31.08.2017, 22.09 Uhr

Sternschnuppen im September 2017: 100 Sternschnuppen pro Stunde! Diese Nacht wird magisch

Im September flitzen einige Sternschnuppen über den Nachthimmel.

Im September flitzen einige Sternschnuppen über den Nachthimmel. Bild: dpa

Der Sternschnuppen-Supermonat ist vorbei! Doch wer die Perseiden verpasst hat, muss sich nicht grämen. Im September 2017 gibt es nämlich auch einige Highlights für Astronomie-Fans zu sehen.

Alpha-Aurigiden und Pisciden: DIESE Sternschnuppen-Ströme gibt's im September 2017

In der Nacht zum 01.09.2017 gibt es die ersten Sternschnuppen des Monats zu sehen. Dann erreichen bereits die Alpha-Aurigiden ihr Maximum. Dieser Strom ist sehr vielversprechend. 2007 konnte man mehr als 100 Meteore am Himmel sehen.

Doch damit nicht genug: Am 19. September 2017 sind die Pisciden am Himmel sichtbar. Pro Stunde werden allerdings nur fünf bis zehn Lichtkugeln erwartet.

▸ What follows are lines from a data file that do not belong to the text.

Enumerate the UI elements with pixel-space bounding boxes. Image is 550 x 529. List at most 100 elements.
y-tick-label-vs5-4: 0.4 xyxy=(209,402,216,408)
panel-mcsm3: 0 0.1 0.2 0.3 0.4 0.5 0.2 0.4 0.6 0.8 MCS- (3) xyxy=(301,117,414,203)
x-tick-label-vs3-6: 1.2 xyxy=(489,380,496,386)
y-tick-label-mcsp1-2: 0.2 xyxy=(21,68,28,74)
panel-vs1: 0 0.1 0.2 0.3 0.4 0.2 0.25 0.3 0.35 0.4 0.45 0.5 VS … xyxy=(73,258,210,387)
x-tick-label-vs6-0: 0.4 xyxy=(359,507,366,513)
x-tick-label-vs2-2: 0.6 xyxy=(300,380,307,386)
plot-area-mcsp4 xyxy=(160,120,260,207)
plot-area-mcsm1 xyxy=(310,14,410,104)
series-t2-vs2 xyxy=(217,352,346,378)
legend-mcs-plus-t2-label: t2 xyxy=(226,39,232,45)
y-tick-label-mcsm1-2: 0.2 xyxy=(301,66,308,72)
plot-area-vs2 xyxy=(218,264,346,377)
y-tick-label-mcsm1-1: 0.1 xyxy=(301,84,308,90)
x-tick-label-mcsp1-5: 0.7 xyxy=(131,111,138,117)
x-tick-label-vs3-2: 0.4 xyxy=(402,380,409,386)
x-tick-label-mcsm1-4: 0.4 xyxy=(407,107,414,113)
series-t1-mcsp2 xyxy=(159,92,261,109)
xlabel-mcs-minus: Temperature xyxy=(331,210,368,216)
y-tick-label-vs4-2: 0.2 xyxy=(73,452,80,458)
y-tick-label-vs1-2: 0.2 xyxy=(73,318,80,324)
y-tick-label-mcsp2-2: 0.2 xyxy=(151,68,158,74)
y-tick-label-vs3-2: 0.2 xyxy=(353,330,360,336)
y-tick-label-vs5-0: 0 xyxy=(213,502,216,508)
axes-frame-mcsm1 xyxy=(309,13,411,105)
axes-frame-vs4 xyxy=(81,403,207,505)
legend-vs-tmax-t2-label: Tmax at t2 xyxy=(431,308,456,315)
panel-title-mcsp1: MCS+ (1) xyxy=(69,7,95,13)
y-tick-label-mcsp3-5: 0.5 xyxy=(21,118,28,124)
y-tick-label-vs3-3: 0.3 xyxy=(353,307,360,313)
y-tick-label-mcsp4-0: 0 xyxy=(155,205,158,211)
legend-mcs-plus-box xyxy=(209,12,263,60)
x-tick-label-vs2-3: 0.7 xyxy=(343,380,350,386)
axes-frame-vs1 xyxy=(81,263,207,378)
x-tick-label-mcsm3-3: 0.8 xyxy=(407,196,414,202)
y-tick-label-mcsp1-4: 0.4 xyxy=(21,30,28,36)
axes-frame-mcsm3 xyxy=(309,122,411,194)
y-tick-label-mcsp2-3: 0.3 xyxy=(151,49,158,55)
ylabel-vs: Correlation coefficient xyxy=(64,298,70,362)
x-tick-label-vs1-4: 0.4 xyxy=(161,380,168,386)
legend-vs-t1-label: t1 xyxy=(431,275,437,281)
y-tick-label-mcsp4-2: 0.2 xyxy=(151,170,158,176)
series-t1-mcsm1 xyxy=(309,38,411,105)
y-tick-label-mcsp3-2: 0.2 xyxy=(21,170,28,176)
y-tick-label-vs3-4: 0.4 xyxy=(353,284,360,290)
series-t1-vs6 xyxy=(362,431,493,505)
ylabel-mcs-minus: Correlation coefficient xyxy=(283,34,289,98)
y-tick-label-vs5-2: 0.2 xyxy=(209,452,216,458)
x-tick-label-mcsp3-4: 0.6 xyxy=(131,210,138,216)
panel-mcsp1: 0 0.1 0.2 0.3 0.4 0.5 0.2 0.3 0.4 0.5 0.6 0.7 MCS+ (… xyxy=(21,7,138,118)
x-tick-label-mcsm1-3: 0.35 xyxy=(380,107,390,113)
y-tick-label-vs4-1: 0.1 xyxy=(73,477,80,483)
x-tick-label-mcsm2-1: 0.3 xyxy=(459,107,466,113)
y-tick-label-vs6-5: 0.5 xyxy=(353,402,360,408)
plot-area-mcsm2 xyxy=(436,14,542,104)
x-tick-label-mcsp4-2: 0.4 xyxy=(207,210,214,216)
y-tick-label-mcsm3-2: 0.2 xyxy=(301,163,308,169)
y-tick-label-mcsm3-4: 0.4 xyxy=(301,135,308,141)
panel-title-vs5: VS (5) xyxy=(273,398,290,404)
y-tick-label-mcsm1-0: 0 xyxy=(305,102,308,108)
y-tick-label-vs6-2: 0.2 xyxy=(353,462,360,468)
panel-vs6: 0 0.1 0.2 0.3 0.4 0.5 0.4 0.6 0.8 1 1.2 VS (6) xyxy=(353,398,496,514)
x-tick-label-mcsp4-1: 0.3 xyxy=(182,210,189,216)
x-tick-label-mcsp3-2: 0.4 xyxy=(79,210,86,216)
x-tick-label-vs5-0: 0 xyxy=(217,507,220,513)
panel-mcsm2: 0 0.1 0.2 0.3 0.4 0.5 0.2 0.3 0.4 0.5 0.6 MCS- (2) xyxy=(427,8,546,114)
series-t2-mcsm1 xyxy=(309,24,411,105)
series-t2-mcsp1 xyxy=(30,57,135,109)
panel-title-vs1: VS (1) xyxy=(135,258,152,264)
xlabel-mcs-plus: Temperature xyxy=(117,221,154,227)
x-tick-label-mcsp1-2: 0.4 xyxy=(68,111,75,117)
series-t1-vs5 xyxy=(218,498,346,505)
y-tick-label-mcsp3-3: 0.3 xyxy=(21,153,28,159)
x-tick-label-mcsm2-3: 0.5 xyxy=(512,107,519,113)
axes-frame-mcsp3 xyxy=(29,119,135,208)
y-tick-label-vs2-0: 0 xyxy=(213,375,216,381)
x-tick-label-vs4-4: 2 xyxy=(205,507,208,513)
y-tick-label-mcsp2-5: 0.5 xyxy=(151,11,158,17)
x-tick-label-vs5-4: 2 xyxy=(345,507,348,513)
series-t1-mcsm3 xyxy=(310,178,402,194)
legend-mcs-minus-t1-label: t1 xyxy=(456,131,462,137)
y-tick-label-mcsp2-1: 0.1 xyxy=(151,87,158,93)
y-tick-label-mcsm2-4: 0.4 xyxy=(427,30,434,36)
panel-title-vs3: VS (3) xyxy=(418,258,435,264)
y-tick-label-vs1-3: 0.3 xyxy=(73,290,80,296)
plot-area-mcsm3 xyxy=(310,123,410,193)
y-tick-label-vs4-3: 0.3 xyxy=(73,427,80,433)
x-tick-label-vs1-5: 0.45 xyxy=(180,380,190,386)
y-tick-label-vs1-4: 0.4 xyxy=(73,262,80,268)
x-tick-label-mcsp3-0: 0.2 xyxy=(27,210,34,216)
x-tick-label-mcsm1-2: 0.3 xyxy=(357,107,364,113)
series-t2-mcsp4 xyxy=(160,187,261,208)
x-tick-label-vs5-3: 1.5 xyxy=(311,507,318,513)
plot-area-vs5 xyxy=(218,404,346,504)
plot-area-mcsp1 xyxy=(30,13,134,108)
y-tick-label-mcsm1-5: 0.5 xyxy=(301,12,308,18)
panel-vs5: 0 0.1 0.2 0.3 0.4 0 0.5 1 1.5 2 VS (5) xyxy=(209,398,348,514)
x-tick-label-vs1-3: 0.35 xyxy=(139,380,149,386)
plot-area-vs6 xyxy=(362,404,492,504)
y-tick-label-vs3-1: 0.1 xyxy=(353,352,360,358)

Die beste Beobachtungszeit liegt zwischen 22 und 4 Uhr morgens.

Jupiter und Saturn erhellen den Nachthimmel

Der Glanz am Himmel nimmt leider ein wenig ab. Dr Jupiter ist nur noch in der ersten Hälfte des Septembers zu sehen. Bereits mit einem Fernglas kann man vier Monde des Riesenplaneten am westlichen Himmel erkennen. Dazu gesellt sich der Saturn. Den Ringplaneten finden Sternengucker nordöstlich von Antares.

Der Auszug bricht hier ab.